Similarly, improvements in the quality of the powders used will help to increase the number of products that can be made. “The current barriers to successful additive manufacturing are the physical properties of the alloys formed,” said Peter Morgan, product specialist at Elementar UK, which manufactures the Inductar product line – a range used to determine the elemental compositions of an inorganic material, such as the powders used in additive manufacturing. “They are currently brittle and so they cannot take the stress of a cast/forged metal item. When the technique is refined it will be possible to produce bespoke items cheaply. This is very expensive currently due to the cost of the moulds that need to be created for the production of the piece. This is common with other items, such as plastics.

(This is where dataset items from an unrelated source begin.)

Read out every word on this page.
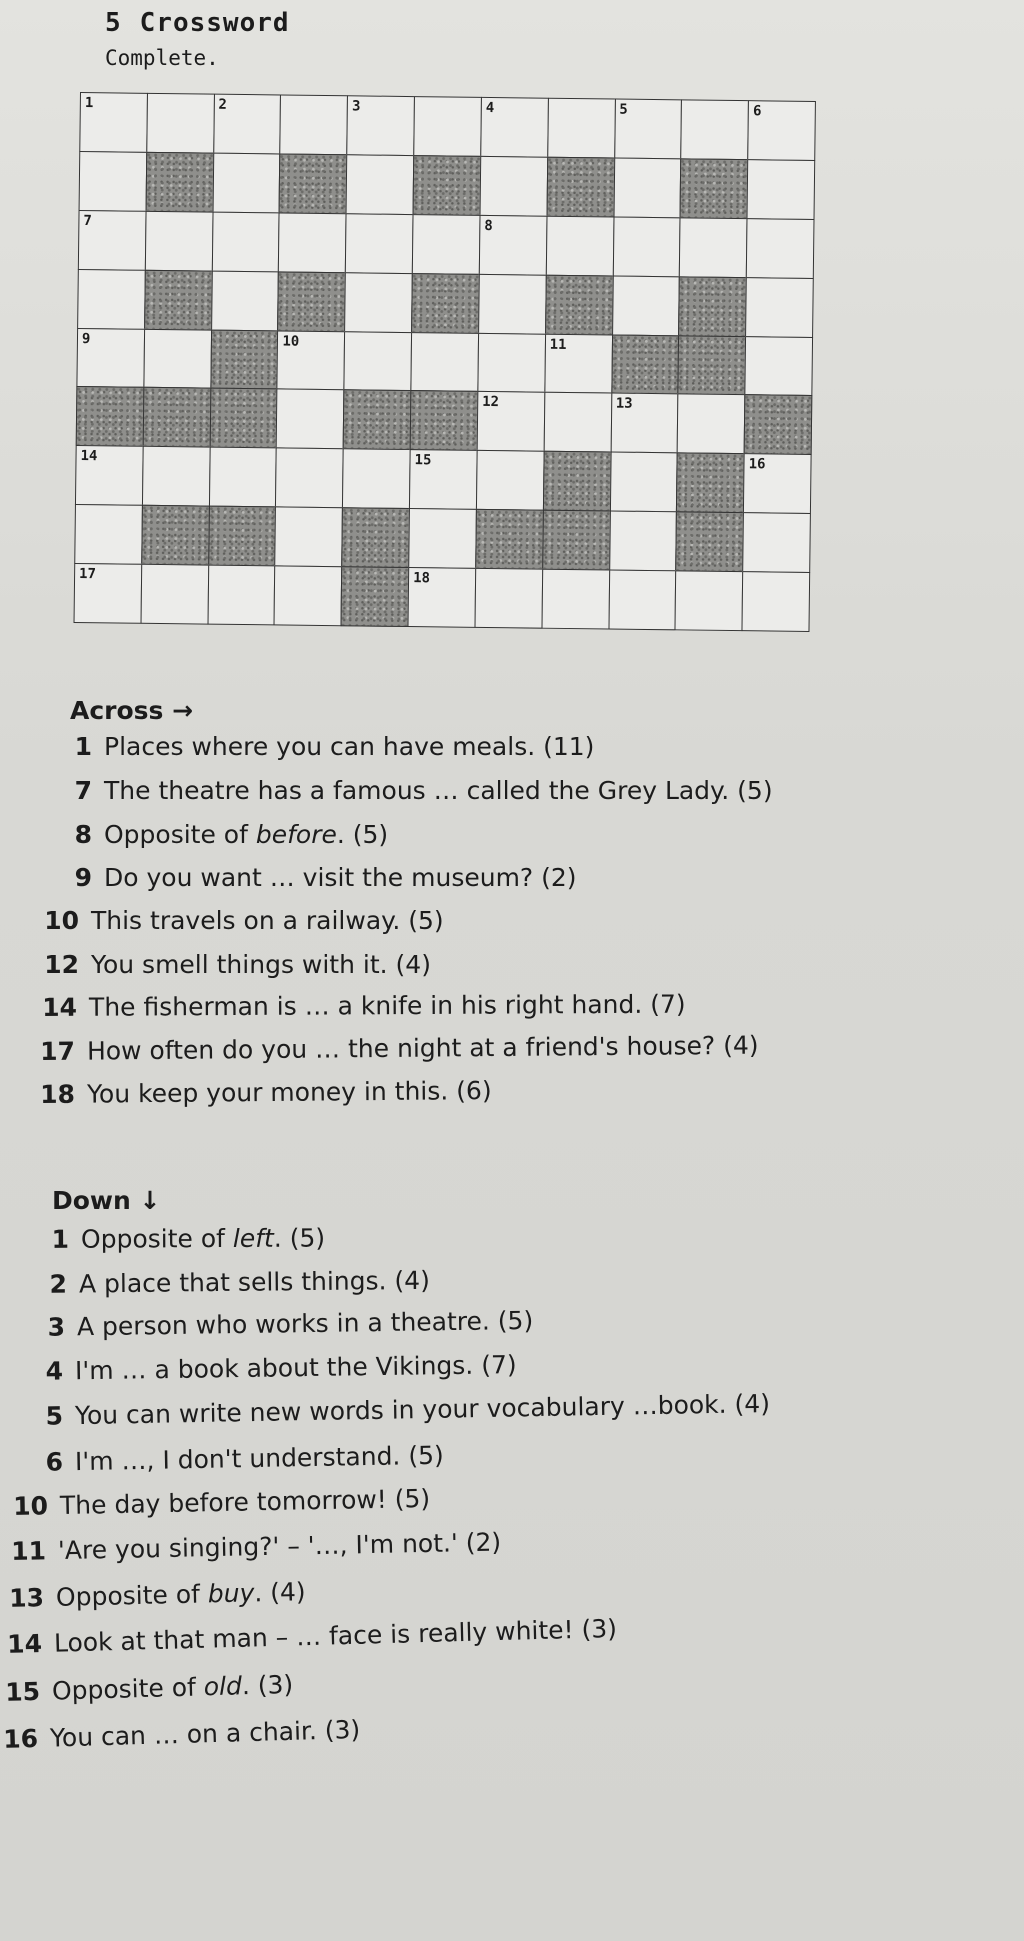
5 Crossword
Complete.
1	2	3	4	5	6
7	8
9	10	11
12	13
14	15	16
17	18
Across →
1 Places where you can have meals. (11)
7 The theatre has a famous … called the Grey Lady. (5)
8 Opposite of before. (5)
9 Do you want … visit the museum? (2)
10 This travels on a railway. (5)
12 You smell things with it. (4)
14 The fisherman is … a knife in his right hand. (7)
17 How often do you … the night at a friend's house? (4)
18 You keep your money in this. (6)
Down ↓
1 Opposite of left. (5)
2 A place that sells things. (4)
3 A person who works in a theatre. (5)
4 I'm … a book about the Vikings. (7)
5 You can write new words in your vocabulary …book. (4)
6 I'm …, I don't understand. (5)
10 The day before tomorrow! (5)
11 'Are you singing?' – '…, I'm not.' (2)
13 Opposite of buy. (4)
14 Look at that man – … face is really white! (3)
15 Opposite of old. (3)
16 You can … on a chair. (3)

“Ever wondered why some seemingly simple parts are disproportionately expensive? Normally it’s because they will not sell in large number and so are produced in small batches. This means the cost of making the moulds, for example, cannot be spread over a large number of items. This therefore, has more of an impact on the final prices of the item.”

Morgan explained that if it is possible to make custom parts cheaply, then bespoke products will become more affordable. He gives the example of a classic car: “If you have a classic car and need a new part for the engine, but the part is no longer produced, rather than trying to track down a part in the scrapyard you may be able to print a new one. Another example concerns medical care. If a person breaks a bone and requires a plate to support the break, might it be possible in the future to print a bespoke part from an MRI scan?”

With powders being vital to a 3D printing industry with such incredible potential, one that could help to revolutionise many other industries, including the medical world, the importance of using powders of the required standard is clear. Additive manufacturing could play a crucial role in metal production in the years ahead – as such, it is imperative that the materials used, can be properly tested and analysed. With the right equipment, any fears can be allayed that a powder is unsafe or unsuitable, and that it is of the required standard to produce items that can make a real difference.